Selective molecular recognition in imprinted polymeric adsorbents and in biological macromolecules
This thesis describes the synthesis and use of molecularly imprinted polymeric adsorbents for use in ligand-exchange chromatographic separations of structurally similar substrates. A general model of stereo selectivity is also described, which can be applied both to chromatographic adsorbents and to...
Summary: | This thesis describes the synthesis and use of molecularly imprinted polymeric adsorbents for use in ligand-exchange chromatographic separations of structurally similar substrates. A general model of stereo selectivity is also described, which can be applied both to chromatographic adsorbents and to biological receptors.
Crosslinking polymerization of trimethylolpropane trimethacrylate (TRIM), under controlled conditions yields macroporous polymers bearing surface-accessible
unpolymerized methacrylate residues. These residues have been utilized for copolymerization with different functional monomers to obtain composite polymer matrices with surface coatings of functional polymer chains. Surface modification has been carried out by molecular imprinting, using ternary Cu^(2+) complexes of [N-(4- vinylbenzyl)imino]diacetate and bisimidazole templates, with ethylene glycol dimethacrylate as comonomer. Selectivity characteristics similar to bulk-copolymerized polymers have been observed. The physicochemical characteristics of these functional polymer matrices have been evaluated by ^(13)C NMR, X-ray photoelectron spectroscopy, IR spectroscopy, and scanning electron microscopy.

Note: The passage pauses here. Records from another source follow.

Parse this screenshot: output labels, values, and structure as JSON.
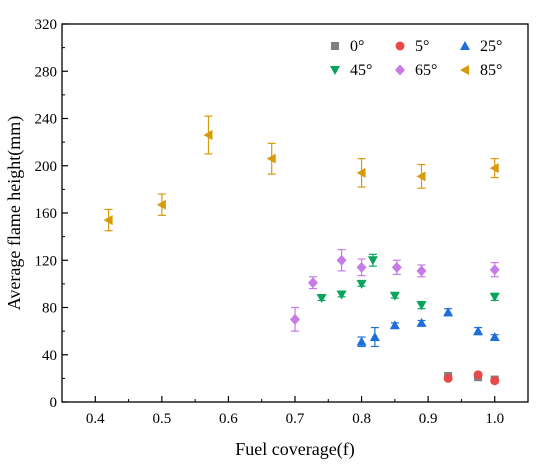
{
  "chart_data": {
    "type": "scatter",
    "title": "",
    "xlabel": "Fuel coverage(f)",
    "ylabel": "Average flame height(mm)",
    "xlim": [
      0.35,
      1.05
    ],
    "ylim": [
      0,
      320
    ],
    "xticks": [
      0.4,
      0.5,
      0.6,
      0.7,
      0.8,
      0.9,
      1.0
    ],
    "yticks": [
      0,
      40,
      80,
      120,
      160,
      200,
      240,
      280,
      320
    ],
    "x_tick_labels": [
      "0.4",
      "0.5",
      "0.6",
      "0.7",
      "0.8",
      "0.9",
      "1.0"
    ],
    "y_tick_labels": [
      "0",
      "40",
      "80",
      "120",
      "160",
      "200",
      "240",
      "280",
      "320"
    ],
    "legend_position": "top-right",
    "grid": false,
    "series": [
      {
        "name": "0°",
        "marker": "square",
        "color": "#7f7f7f",
        "points": [
          {
            "x": 0.93,
            "y": 22,
            "err": 1
          },
          {
            "x": 0.975,
            "y": 21,
            "err": 1
          },
          {
            "x": 1.0,
            "y": 19,
            "err": 1
          }
        ]
      },
      {
        "name": "5°",
        "marker": "circle",
        "color": "#e84a4a",
        "points": [
          {
            "x": 0.93,
            "y": 20,
            "err": 1
          },
          {
            "x": 0.975,
            "y": 23,
            "err": 1
          },
          {
            "x": 1.0,
            "y": 18,
            "err": 1
          }
        ]
      },
      {
        "name": "25°",
        "marker": "triangle-up",
        "color": "#1f6fd8",
        "points": [
          {
            "x": 0.8,
            "y": 51,
            "err": 4
          },
          {
            "x": 0.82,
            "y": 55,
            "err": 8
          },
          {
            "x": 0.85,
            "y": 65,
            "err": 2
          },
          {
            "x": 0.89,
            "y": 67,
            "err": 2
          },
          {
            "x": 0.93,
            "y": 76,
            "err": 3
          },
          {
            "x": 0.975,
            "y": 60,
            "err": 3
          },
          {
            "x": 1.0,
            "y": 55,
            "err": 2
          }
        ]
      },
      {
        "name": "45°",
        "marker": "triangle-down",
        "color": "#0aa55c",
        "points": [
          {
            "x": 0.74,
            "y": 88,
            "err": 2
          },
          {
            "x": 0.77,
            "y": 91,
            "err": 2
          },
          {
            "x": 0.8,
            "y": 100,
            "err": 2
          },
          {
            "x": 0.817,
            "y": 120,
            "err": 5
          },
          {
            "x": 0.85,
            "y": 90,
            "err": 2
          },
          {
            "x": 0.89,
            "y": 82,
            "err": 3
          },
          {
            "x": 1.0,
            "y": 89,
            "err": 3
          }
        ]
      },
      {
        "name": "65°",
        "marker": "diamond",
        "color": "#c77be8",
        "points": [
          {
            "x": 0.7,
            "y": 70,
            "err": 10
          },
          {
            "x": 0.727,
            "y": 101,
            "err": 5
          },
          {
            "x": 0.77,
            "y": 120,
            "err": 9
          },
          {
            "x": 0.8,
            "y": 114,
            "err": 7
          },
          {
            "x": 0.853,
            "y": 114,
            "err": 6
          },
          {
            "x": 0.89,
            "y": 111,
            "err": 5
          },
          {
            "x": 1.0,
            "y": 112,
            "err": 6
          }
        ]
      },
      {
        "name": "85°",
        "marker": "triangle-left",
        "color": "#d99a0a",
        "points": [
          {
            "x": 0.42,
            "y": 154,
            "err": 9
          },
          {
            "x": 0.5,
            "y": 167,
            "err": 9
          },
          {
            "x": 0.57,
            "y": 226,
            "err": 16
          },
          {
            "x": 0.665,
            "y": 206,
            "err": 13
          },
          {
            "x": 0.8,
            "y": 194,
            "err": 12
          },
          {
            "x": 0.89,
            "y": 191,
            "err": 10
          },
          {
            "x": 1.0,
            "y": 198,
            "err": 8
          }
        ]
      }
    ]
  }
}
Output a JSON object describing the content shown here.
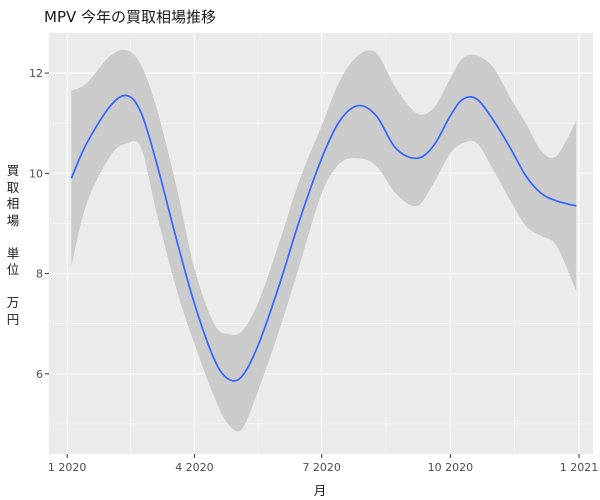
{
  "chart_data": {
    "type": "line",
    "title": "MPV 今年の買取相場推移",
    "xlabel": "月",
    "ylabel": "買取相場\n\n単位\n\n万円",
    "x_ticks": [
      {
        "label": "1 2020",
        "date": "2020-01-01"
      },
      {
        "label": "4 2020",
        "date": "2020-04-01"
      },
      {
        "label": "7 2020",
        "date": "2020-07-01"
      },
      {
        "label": "10 2020",
        "date": "2020-10-01"
      },
      {
        "label": "1 2021",
        "date": "2021-01-01"
      }
    ],
    "y_ticks": [
      6,
      8,
      10,
      12
    ],
    "xlim": [
      "2019-12-19",
      "2021-01-11"
    ],
    "ylim": [
      4.4,
      12.8
    ],
    "grid": true,
    "smooth_series": {
      "x": [
        "2020-01-04",
        "2020-01-15",
        "2020-02-01",
        "2020-02-13",
        "2020-02-23",
        "2020-03-05",
        "2020-03-19",
        "2020-04-01",
        "2020-04-15",
        "2020-04-25",
        "2020-05-05",
        "2020-05-17",
        "2020-06-01",
        "2020-06-15",
        "2020-07-01",
        "2020-07-14",
        "2020-07-27",
        "2020-08-09",
        "2020-08-23",
        "2020-09-07",
        "2020-09-19",
        "2020-10-01",
        "2020-10-10",
        "2020-10-20",
        "2020-11-01",
        "2020-11-13",
        "2020-11-24",
        "2020-12-05",
        "2020-12-16",
        "2020-12-30"
      ],
      "y": [
        9.9,
        10.6,
        11.35,
        11.55,
        11.2,
        10.2,
        8.7,
        7.4,
        6.3,
        5.9,
        5.95,
        6.6,
        7.8,
        9.05,
        10.3,
        11.05,
        11.35,
        11.15,
        10.5,
        10.3,
        10.55,
        11.15,
        11.48,
        11.48,
        11.05,
        10.5,
        9.95,
        9.6,
        9.45,
        9.35
      ],
      "upper": [
        11.65,
        11.8,
        12.35,
        12.45,
        12.15,
        11.3,
        9.75,
        8.1,
        7.0,
        6.8,
        6.85,
        7.45,
        8.65,
        9.85,
        10.95,
        11.85,
        12.35,
        12.4,
        11.7,
        11.2,
        11.3,
        11.9,
        12.3,
        12.35,
        12.1,
        11.5,
        11.0,
        10.45,
        10.35,
        11.05
      ],
      "lower": [
        8.15,
        9.4,
        10.35,
        10.6,
        10.5,
        9.2,
        7.7,
        6.6,
        5.55,
        5.0,
        4.9,
        5.7,
        6.9,
        8.15,
        9.6,
        10.2,
        10.3,
        10.15,
        9.6,
        9.35,
        9.8,
        10.4,
        10.6,
        10.6,
        10.05,
        9.45,
        8.95,
        8.75,
        8.55,
        7.65
      ]
    },
    "colors": {
      "panel": "#ebebeb",
      "grid_major": "#ffffff",
      "band": "#cbcbcb",
      "line": "#3366ff",
      "tick_text": "#4d4d4d"
    }
  }
}
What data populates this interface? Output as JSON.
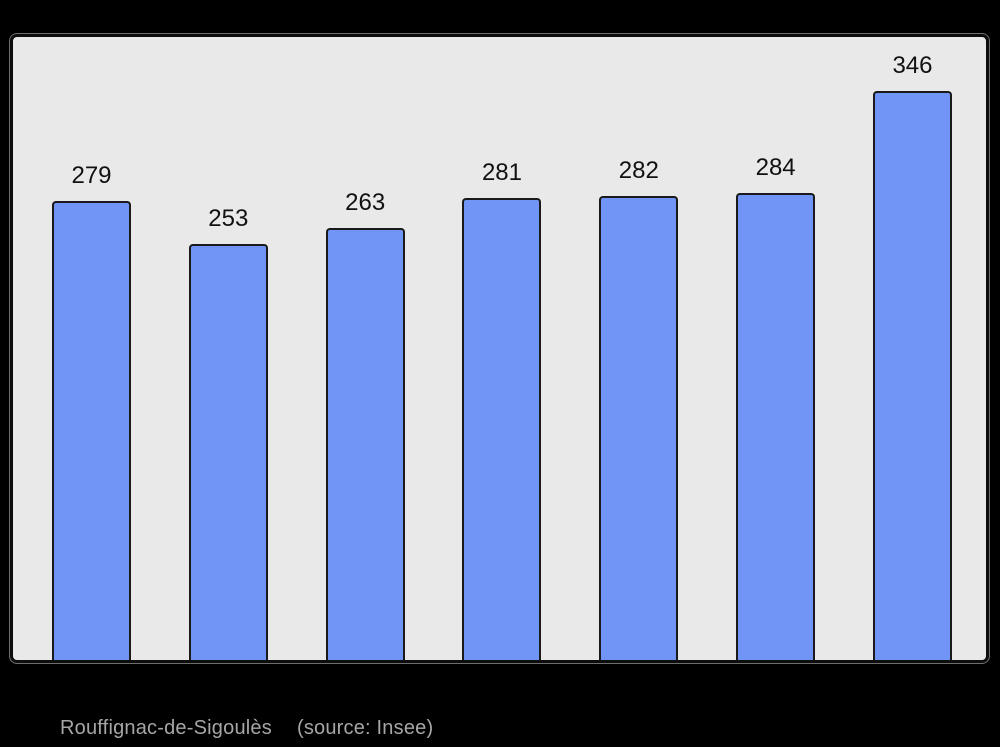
{
  "page": {
    "background_color": "#000000"
  },
  "caption": {
    "title": "Rouffignac-de-Sigoulès",
    "source": "(source: Insee)"
  },
  "chart_data": {
    "type": "bar",
    "values": [
      279,
      253,
      263,
      281,
      282,
      284,
      346
    ],
    "value_labels": [
      "279",
      "253",
      "263",
      "281",
      "282",
      "284",
      "346"
    ],
    "title": "",
    "xlabel": "",
    "ylabel": "",
    "ylim": [
      0,
      346
    ],
    "grid": false,
    "legend": false,
    "bar_color": "#7195f6",
    "bar_border_color": "#1a1a1a",
    "plot_background_color": "#e9e9e9",
    "plot_border_color": "#0d0d0d",
    "label_color": "#111111",
    "caption_color": "#a6a6a6"
  }
}
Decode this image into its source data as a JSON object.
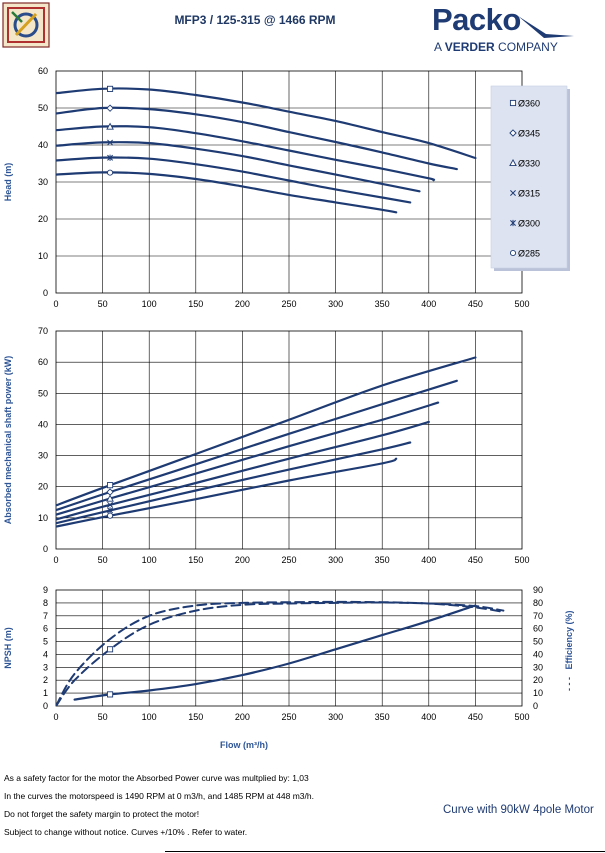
{
  "title": "MFP3 / 125-315 @ 1466 RPM",
  "brand": {
    "name": "Packo",
    "tagline_prefix": "A ",
    "tagline_bold": "VERDER",
    "tagline_suffix": " COMPANY"
  },
  "colors": {
    "curve": "#1f3b73",
    "axis_label": "#2e5597",
    "legend_bg": "#dde3f1",
    "grid": "#000000"
  },
  "footnotes": [
    "As a safety factor for the motor the Absorbed Power curve was multplied by: 1,03",
    "In the curves the motorspeed is 1490 RPM at 0 m3/h, and 1485 RPM at 448 m3/h.",
    "Do not forget the safety margin to protect the motor!",
    "Subject to change without notice. Curves +/10% . Refer to water."
  ],
  "motor_note": "Curve with 90kW 4pole Motor",
  "chart_data": [
    {
      "type": "line",
      "ylabel": "Head (m)",
      "xlim": [
        0,
        500
      ],
      "ylim": [
        0,
        60
      ],
      "xticks": [
        0,
        50,
        100,
        150,
        200,
        250,
        300,
        350,
        400,
        450,
        500
      ],
      "yticks": [
        0,
        10,
        20,
        30,
        40,
        50,
        60
      ],
      "grid": true,
      "legend": "right",
      "series": [
        {
          "name": "Ø360",
          "marker": "square",
          "x": [
            0,
            50,
            100,
            150,
            200,
            250,
            300,
            350,
            400,
            450
          ],
          "y": [
            54,
            55.2,
            55.0,
            53.5,
            51.5,
            49,
            46.5,
            43.5,
            40.5,
            36.5
          ]
        },
        {
          "name": "Ø345",
          "marker": "diamond",
          "x": [
            0,
            50,
            100,
            150,
            200,
            250,
            300,
            350,
            400,
            430
          ],
          "y": [
            48.5,
            50,
            49.7,
            48.3,
            46.2,
            43.5,
            40.8,
            38,
            35,
            33.5
          ]
        },
        {
          "name": "Ø330",
          "marker": "triangle",
          "x": [
            0,
            50,
            100,
            150,
            200,
            250,
            300,
            350,
            400,
            405
          ],
          "y": [
            44,
            45,
            44.8,
            43.2,
            41,
            38.5,
            36,
            33.6,
            31,
            30.5
          ]
        },
        {
          "name": "Ø315",
          "marker": "x",
          "x": [
            0,
            50,
            100,
            150,
            200,
            250,
            300,
            350,
            390
          ],
          "y": [
            39.8,
            40.7,
            40.5,
            39,
            37,
            34.5,
            32,
            29.5,
            27.5
          ]
        },
        {
          "name": "Ø300",
          "marker": "star",
          "x": [
            0,
            50,
            100,
            150,
            200,
            250,
            300,
            350,
            380
          ],
          "y": [
            35.8,
            36.6,
            36.3,
            34.8,
            32.8,
            30.4,
            28,
            25.8,
            24.5
          ]
        },
        {
          "name": "Ø285",
          "marker": "circle",
          "x": [
            0,
            50,
            100,
            150,
            200,
            250,
            300,
            350,
            365
          ],
          "y": [
            32,
            32.6,
            32.2,
            30.8,
            28.8,
            26.5,
            24.5,
            22.5,
            21.8
          ]
        }
      ]
    },
    {
      "type": "line",
      "ylabel": "Absorbed mechanical shaft power (kW)",
      "xlim": [
        0,
        500
      ],
      "ylim": [
        0,
        70
      ],
      "xticks": [
        0,
        50,
        100,
        150,
        200,
        250,
        300,
        350,
        400,
        450,
        500
      ],
      "yticks": [
        0,
        10,
        20,
        30,
        40,
        50,
        60,
        70
      ],
      "grid": true,
      "series": [
        {
          "name": "Ø360",
          "marker": "square",
          "x": [
            0,
            58,
            150,
            250,
            350,
            450
          ],
          "y": [
            14,
            20.5,
            30.5,
            41.5,
            52.5,
            61.5
          ]
        },
        {
          "name": "Ø345",
          "marker": "diamond",
          "x": [
            0,
            58,
            150,
            250,
            350,
            430
          ],
          "y": [
            12.5,
            18.3,
            27.2,
            37,
            46.5,
            54
          ]
        },
        {
          "name": "Ø330",
          "marker": "triangle",
          "x": [
            0,
            58,
            150,
            250,
            350,
            410
          ],
          "y": [
            11,
            16.2,
            24.2,
            33,
            41.5,
            47
          ]
        },
        {
          "name": "Ø315",
          "marker": "x",
          "x": [
            0,
            58,
            150,
            250,
            350,
            400
          ],
          "y": [
            9.5,
            14.2,
            21.2,
            29,
            36.5,
            40.8
          ]
        },
        {
          "name": "Ø300",
          "marker": "star",
          "x": [
            0,
            58,
            150,
            250,
            350,
            380
          ],
          "y": [
            8.3,
            12.4,
            18.8,
            25.5,
            32,
            34.2
          ]
        },
        {
          "name": "Ø285",
          "marker": "circle",
          "x": [
            0,
            58,
            150,
            250,
            350,
            365
          ],
          "y": [
            7.2,
            10.7,
            16,
            22,
            27.5,
            29
          ]
        }
      ]
    },
    {
      "type": "line",
      "ylabel": "NPSH (m)",
      "y2label": "Efficiency  (%)",
      "xlabel": "Flow (m³/h)",
      "xlim": [
        0,
        500
      ],
      "ylim": [
        0,
        9
      ],
      "y2lim": [
        0,
        90
      ],
      "xticks": [
        0,
        50,
        100,
        150,
        200,
        250,
        300,
        350,
        400,
        450,
        500
      ],
      "yticks": [
        0,
        1,
        2,
        3,
        4,
        5,
        6,
        7,
        8,
        9
      ],
      "y2ticks": [
        0,
        10,
        20,
        30,
        40,
        50,
        60,
        70,
        80,
        90
      ],
      "grid": true,
      "series": [
        {
          "name": "NPSH",
          "axis": "left",
          "style": "solid",
          "marker": "square",
          "x": [
            20,
            58,
            100,
            150,
            200,
            250,
            300,
            350,
            400,
            450
          ],
          "y": [
            0.5,
            0.9,
            1.2,
            1.7,
            2.4,
            3.3,
            4.4,
            5.5,
            6.6,
            7.8
          ]
        },
        {
          "name": "Efficiency Ø360",
          "axis": "right",
          "style": "dashed",
          "marker": "square",
          "x": [
            0,
            20,
            58,
            100,
            150,
            200,
            250,
            300,
            350,
            400,
            450,
            480
          ],
          "y": [
            0,
            20,
            44,
            63,
            74,
            78.5,
            79.5,
            80,
            80.3,
            79.5,
            77.5,
            74
          ]
        },
        {
          "name": "Efficiency",
          "axis": "right",
          "style": "dashed",
          "marker": "none",
          "x": [
            0,
            20,
            58,
            100,
            150,
            200,
            250,
            300,
            350,
            400,
            450,
            480
          ],
          "y": [
            0,
            25,
            52,
            70,
            78,
            80,
            80.5,
            80.8,
            80.5,
            79.5,
            76.5,
            73
          ]
        }
      ]
    }
  ]
}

The ability of molecular imprinting to impart enantioselectivity to polymeric adsorbents has been studied using Cu^(2+) complexes of the achiral monomer [N-(4-
vinylbenzyl)imino]diacetate and α-amino acids. Crosslinking polymerization with ethylene glycol dimethacrylate as the comonomer yields polymeric adsorbents capable of enantioresolutions of underivatized α-amino acids. Chromatographic adsorbents have been prepared by grafting the imprinted polymer on to silica particles. The observed enantioselectivity increases corresponding to the size of the side chain of the amino acid used as template, with the best enantioresolutions being obtained for materials imprinted against phenylalanine (~1.65 for D,L-phenylalanine enantioresolution). Adsorbents imprinted for alanine show negligible enantioselectivity. Cross-selectivity patterns towards non-template amino acids have been investigated, and the ability of an amino acid imprinted material to resolve analogous chiral amines has been demonstrated.
The mechanisms underlying enantioselectivity in imprinted polymers are discussed in terms of the three-point interaction model. This model has been extended to a stereocenter-recognition (SR) model for substrates with multiple stereocenters. For N stereocenters in a linear chain, it has been demonstrated that a minimum of N + 2 interactions need to be distributed over all stereocenters, such that three effective interactions exist per stereocenter. The general applicability of the SR model is demonstrated for biological ligand-receptor interactions, by reinterpreting several previous experimental observations.